Drew without Iris? That would be like the moon without the stars. When she tried to picture one apart from the other, all she could see in her mind was the two of them, like snapshots in a family album: Drew pulling Iris about in her red wagon while she shrieked with delight. Drew and Iris blowing out the candles on the cake they insisted on sharing, though their birthdays were a week apart and, technically, though bigger, Drew—who’d skipped a grade—was a year younger. At the cabin on Lake George that Rose and Max had rented every summer, Iris trotting after Drew like a puppy everywhere he went, even far out into the lake, where, on previous visits, she’d screamed and flailed when Rachel tried to teach her how to swim.
Then, in high school, after Iris … when she was so
… there was Drew, stopping by every afternoon to sit with her in her room, careful to leave the door open so Rachel wouldn’t wonder what they were up to. Telling her what had happened in school, or which of their friends had asked after her.

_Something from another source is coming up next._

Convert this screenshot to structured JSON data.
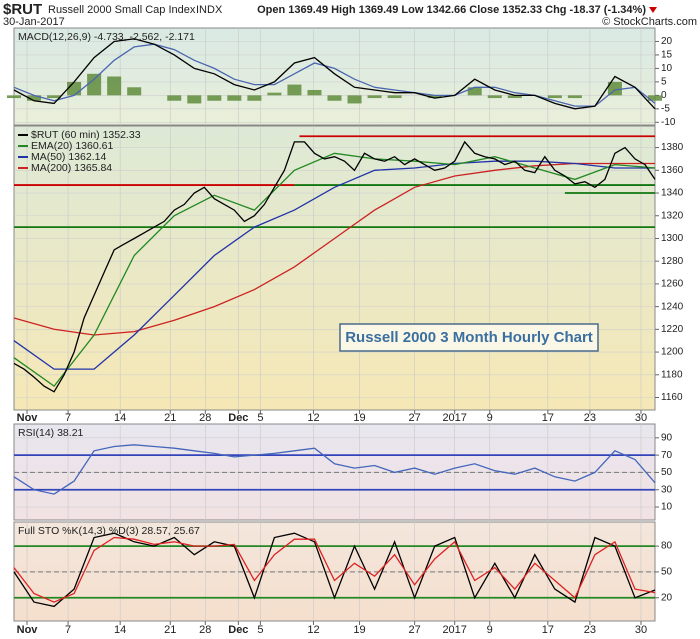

Reminding Iris with every smile, the lightness of his voice, his touch, that she wasn’t crazy, that she would get better. Drew had given her what neither Rachel nor Brian—both too shaken by the episode—were able to provide back then: reassurance that she was normal.
Going to separate colleges had only left them more fused at the hip, their combined phone bills alone amounting to a third-world dowry. Drew at Yale. Iris at Bryn Mawr. Weekends, they were like bird dogs on opposite trails, following the same scent—Drew riding the train down from New Haven, and Iris taking the bus from Philly. The two of them arriving here with their backpacks slung over opposite shoulders, so they could walk as closely as possible without bumping against one another. Laughing and talking a mile a minute, their faces aglow and their hair wild from kissing.
Now here they were … home for good. Iris getting ready for Parson’s in the fall. Drew working to earn extra money before med school at NYU. He’d rented a tiny studio in the Village, where Iris spent every minute that she wasn’t at her easel, or Drew at the computer store where he worked. Marriage? Rachel had always assumed they would get married. Someday. When they were older. When Drew finished his residency, and Iris was … when she was more stable.